Bridging infrared and visible light with nano-optics

Abstract

If human vision extended to the infrared (IR) spectrum, we would witness a world teeming with vibrant and distinct color combinations, each corresponding to unique molecular vibrations that absorb and emit IR light. Instruments allowing us to look at the world in the IR enable medical diagnoses, pigment dating, greenhouse gas monitoring, and help us resolve the birth of stars by peering deeper into space than ever before with the James Webb Space Telescope. However, the detection of IR photons presents significant challenges, with existing technologies being inefficient, prohibitively expensive, and impractical.
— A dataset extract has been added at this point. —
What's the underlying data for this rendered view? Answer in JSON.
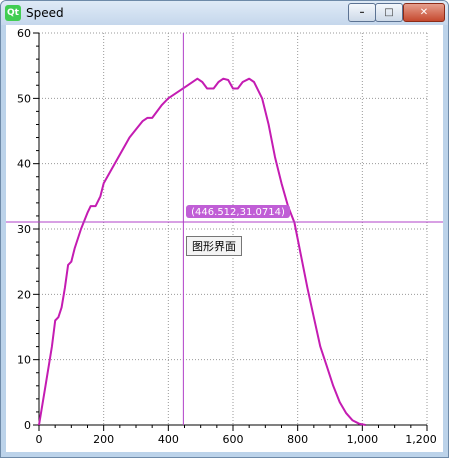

To overcome these limitations, I develop nanophotonic tools are used to convert IR into visible light, leveraging the efficiency and widespread availability of visible light detectors. Plasmonics exploits the collective oscillations of electrons to funnel light to the nanoscale. In my thesis, I demonstrate the confinement of both IR and visible light using self-assembled plasmonic nanostructures, resulting in the first measurement of the IR absorption spectrum of a single dye molecule, using mid-infrared vibrationally-assisted luminescence. I then design layered metafilms, composed of gold nanoparticles with precise gap separations defined by nanometer-sized molecules, which support resonances in both the visible and IR ranges through ultra-strong coupling of collective plasmons with light. Such metafilms exhibit record-breaking enhancements in IR optical properties and enable the development of chip-scale visible-IR sensors. Finally, my research explores the use of simple gratings to achieve local ultrastrong coupling of IR-vibro-polaritons, leading to the discovery of the first conclusive Raman scattering signatures of vibro-polaritons. The development of dual IR and visible wavelength resonant nanostructures presents a new platform for ubiquitous IR sensing in point-of-care diagnostics and expands the possibilities for manipulating molecular vibrations in chemistry. The discoveries made in this thesis advance the field of IR sensing and deepen our understanding of how molecules can be controlled through IR light.